Years ago, this was accepted as a necessary evil, since hard disks were small and expensive and storing higher-quality music just wasn’t practical.
But the average PC now has a huge amount of storage space, so why do we still use these low-quality, space-saving formats? As we will show in this article, if you value the quality of your music, it’s very easy to store it in a format that keeps the hi-fi sound quality of the CD.
The big squeeze
The ability to carry around several thousand music tracks on a device that fits into your pocket would once have been dismissed as an outrageous fantasy. But with the invention of the MP3 audio file format in the mid-1990s, this fantasy became a reality.
The key to the success of MP3 was that it allowed a complete audio CD, which normally takes up around 600MB of hard disk space, to be squeezed into 50MB or less. Since then, other audio formats have appeared, such as Windows WMA and Apple’s AAC, which work in a similar way.
We’re not particularly concerned with the technical wizardry of how this squeezing, more correctly called compression, works (if you are interested, see the Wikipedia article on MP3), but it uses a type of compression known as ‘lossy’. This means that, to reduce the size of the file, bits of digital information that aren’t deemed necessary are discarded.

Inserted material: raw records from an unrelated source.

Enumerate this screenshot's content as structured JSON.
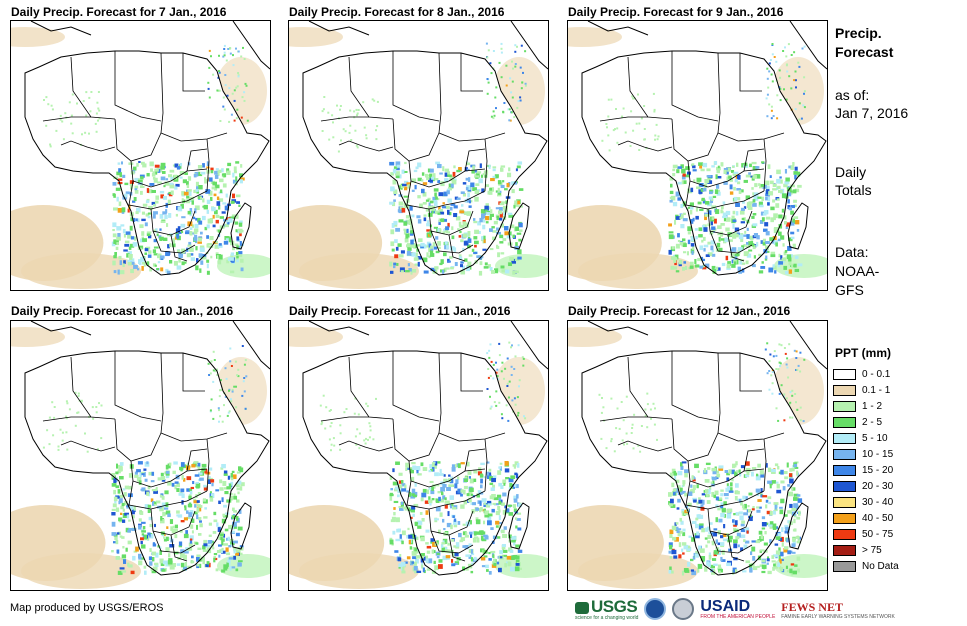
{
  "panels": [
    {
      "title": "Daily Precip. Forecast for 7 Jan., 2016"
    },
    {
      "title": "Daily Precip. Forecast for 8 Jan., 2016"
    },
    {
      "title": "Daily Precip. Forecast for 9 Jan., 2016"
    },
    {
      "title": "Daily Precip. Forecast for 10 Jan., 2016"
    },
    {
      "title": "Daily Precip. Forecast for 11 Jan., 2016"
    },
    {
      "title": "Daily Precip. Forecast for 12 Jan., 2016"
    }
  ],
  "sidebar": {
    "title_line1": "Precip.",
    "title_line2": "Forecast",
    "asof_label": "as of:",
    "asof_date": "Jan 7, 2016",
    "daily_line1": "Daily",
    "daily_line2": "Totals",
    "data_line1": "Data:",
    "data_line2": "NOAA-",
    "data_line3": "GFS"
  },
  "legend": {
    "title": "PPT (mm)",
    "items": [
      {
        "label": "0 - 0.1",
        "color": "#ffffff"
      },
      {
        "label": "0.1 - 1",
        "color": "#ecd7b2"
      },
      {
        "label": "1 - 2",
        "color": "#b6f2b0"
      },
      {
        "label": "2 - 5",
        "color": "#66dd66"
      },
      {
        "label": "5 - 10",
        "color": "#b2ecf7"
      },
      {
        "label": "10 - 15",
        "color": "#76b4ef"
      },
      {
        "label": "15 - 20",
        "color": "#3e86e8"
      },
      {
        "label": "20 - 30",
        "color": "#1e56d2"
      },
      {
        "label": "30 - 40",
        "color": "#fbe481"
      },
      {
        "label": "40 - 50",
        "color": "#f3a01a"
      },
      {
        "label": "50 - 75",
        "color": "#ee3a12"
      },
      {
        "label": "> 75",
        "color": "#a41d14"
      },
      {
        "label": "No Data",
        "color": "#999999"
      }
    ]
  },
  "footer": {
    "credit": "Map produced by USGS/EROS",
    "logo_usgs": "USGS",
    "logo_usgs_tagline": "science for a changing world",
    "logo_usaid": "USAID",
    "logo_usaid_tagline": "FROM THE AMERICAN PEOPLE",
    "logo_fews": "FEWS NET",
    "logo_fews_tagline": "FAMINE EARLY WARNING SYSTEMS NETWORK"
  }
}
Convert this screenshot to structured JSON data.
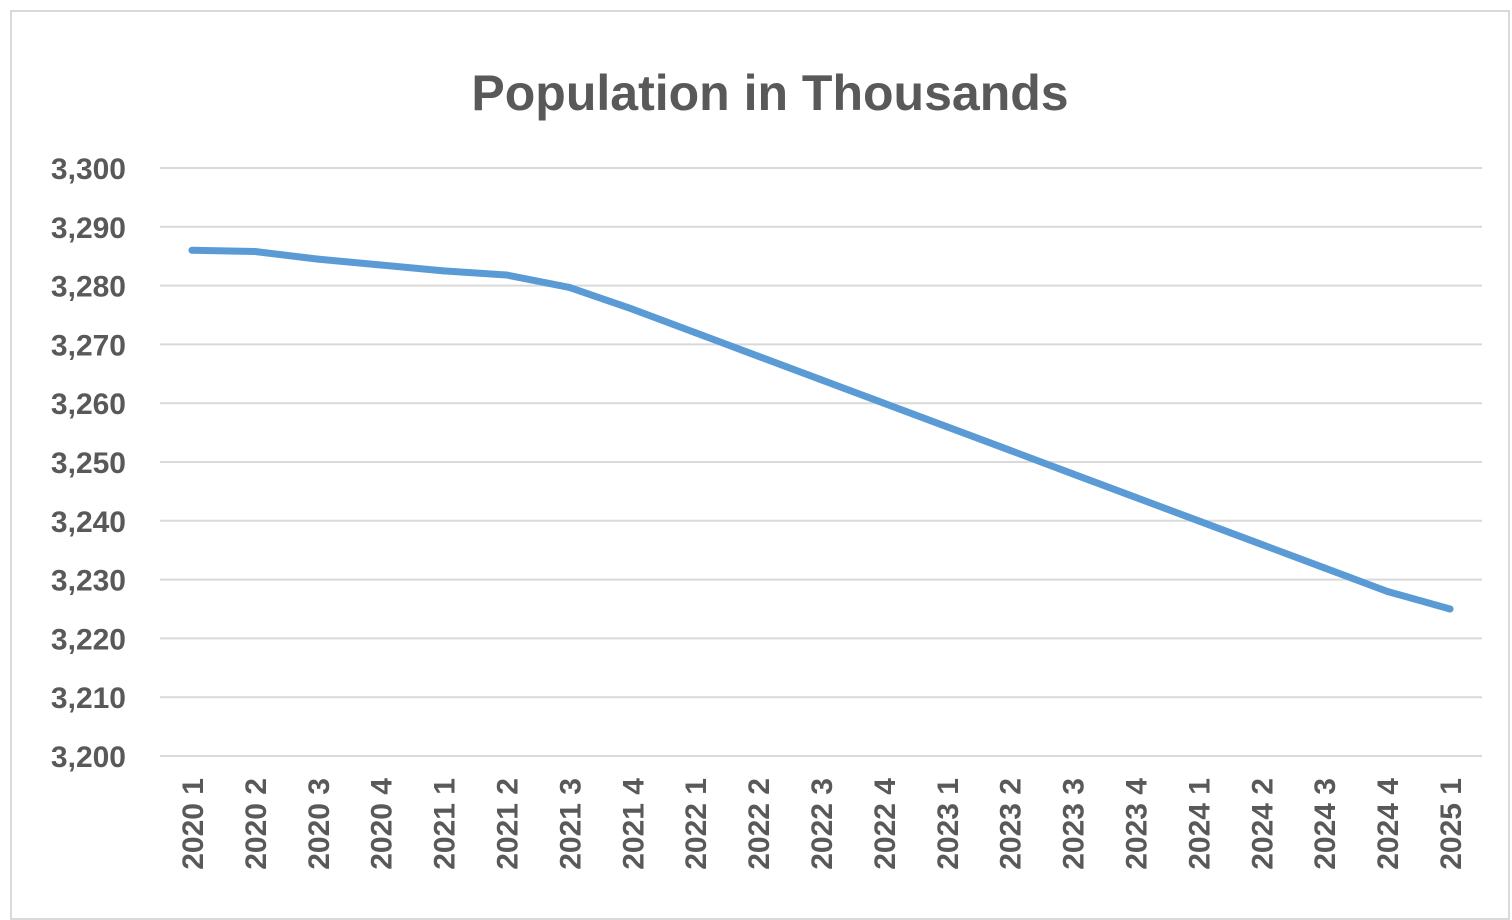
{
  "chart_data": {
    "type": "line",
    "title": "Population in Thousands",
    "xlabel": "",
    "ylabel": "",
    "categories": [
      "2020 1",
      "2020 2",
      "2020 3",
      "2020 4",
      "2021 1",
      "2021 2",
      "2021 3",
      "2021 4",
      "2022 1",
      "2022 2",
      "2022 3",
      "2022 4",
      "2023 1",
      "2023 2",
      "2023 3",
      "2023 4",
      "2024 1",
      "2024 2",
      "2024 3",
      "2024 4",
      "2025 1"
    ],
    "series": [
      {
        "color": "#5b9bd5",
        "values": [
          3286,
          3285.8,
          3284.5,
          3283.5,
          3282.5,
          3281.8,
          3279.7,
          3276,
          3272,
          3268,
          3264,
          3260,
          3256,
          3252,
          3248,
          3244,
          3240,
          3236,
          3232,
          3228,
          3225
        ]
      }
    ],
    "ylim": [
      3200,
      3300
    ],
    "y_ticks": [
      "3,300",
      "3,290",
      "3,280",
      "3,270",
      "3,260",
      "3,250",
      "3,240",
      "3,230",
      "3,220",
      "3,210",
      "3,200"
    ],
    "grid": true,
    "gridline_color": "#d9d9d9",
    "legend": "none"
  }
}
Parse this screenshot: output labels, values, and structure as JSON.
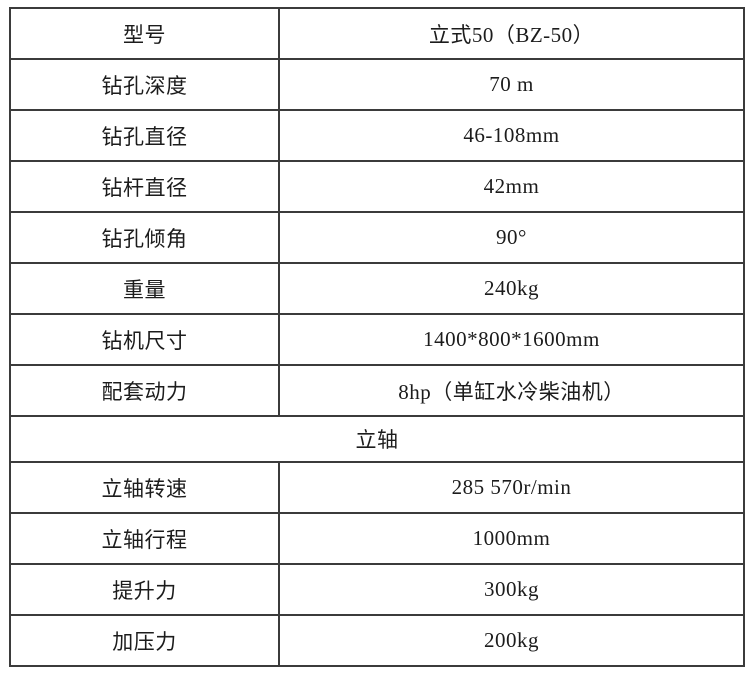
{
  "spec_table": {
    "section_header": "立轴",
    "rows": [
      {
        "label": "型号",
        "value": "立式50（BZ-50）"
      },
      {
        "label": "钻孔深度",
        "value": "70 m"
      },
      {
        "label": "钻孔直径",
        "value": "46-108mm"
      },
      {
        "label": "钻杆直径",
        "value": "42mm"
      },
      {
        "label": "钻孔倾角",
        "value": "90°"
      },
      {
        "label": "重量",
        "value": "240kg"
      },
      {
        "label": "钻机尺寸",
        "value": "1400*800*1600mm"
      },
      {
        "label": "配套动力",
        "value": "8hp（单缸水冷柴油机）"
      },
      {
        "label": "立轴转速",
        "value": "285 570r/min"
      },
      {
        "label": "立轴行程",
        "value": "1000mm"
      },
      {
        "label": "提升力",
        "value": "300kg"
      },
      {
        "label": "加压力",
        "value": "200kg"
      }
    ]
  },
  "colors": {
    "border": "#3b3b3b",
    "text": "#1c1c1c",
    "background": "#ffffff"
  }
}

How this is determined is clever, but the end result is that the audio quality is degraded from the original. Thanks to the ingenuity of the scientists, it is quite hard for most people to tell the difference between a high-quality MP3 file and a CD track but the more the sound is compressed, the worse the audio quality gets. Listen to an older MP3 file then the CD copy and the difference should be obvious.
What’s even worse is that the bits that are thrown away during the compression process are permanently removed, so the original sound quality can never be recreated. And if you take a compressed MP3 file and try to compress it even more, the sound can get a lot worse.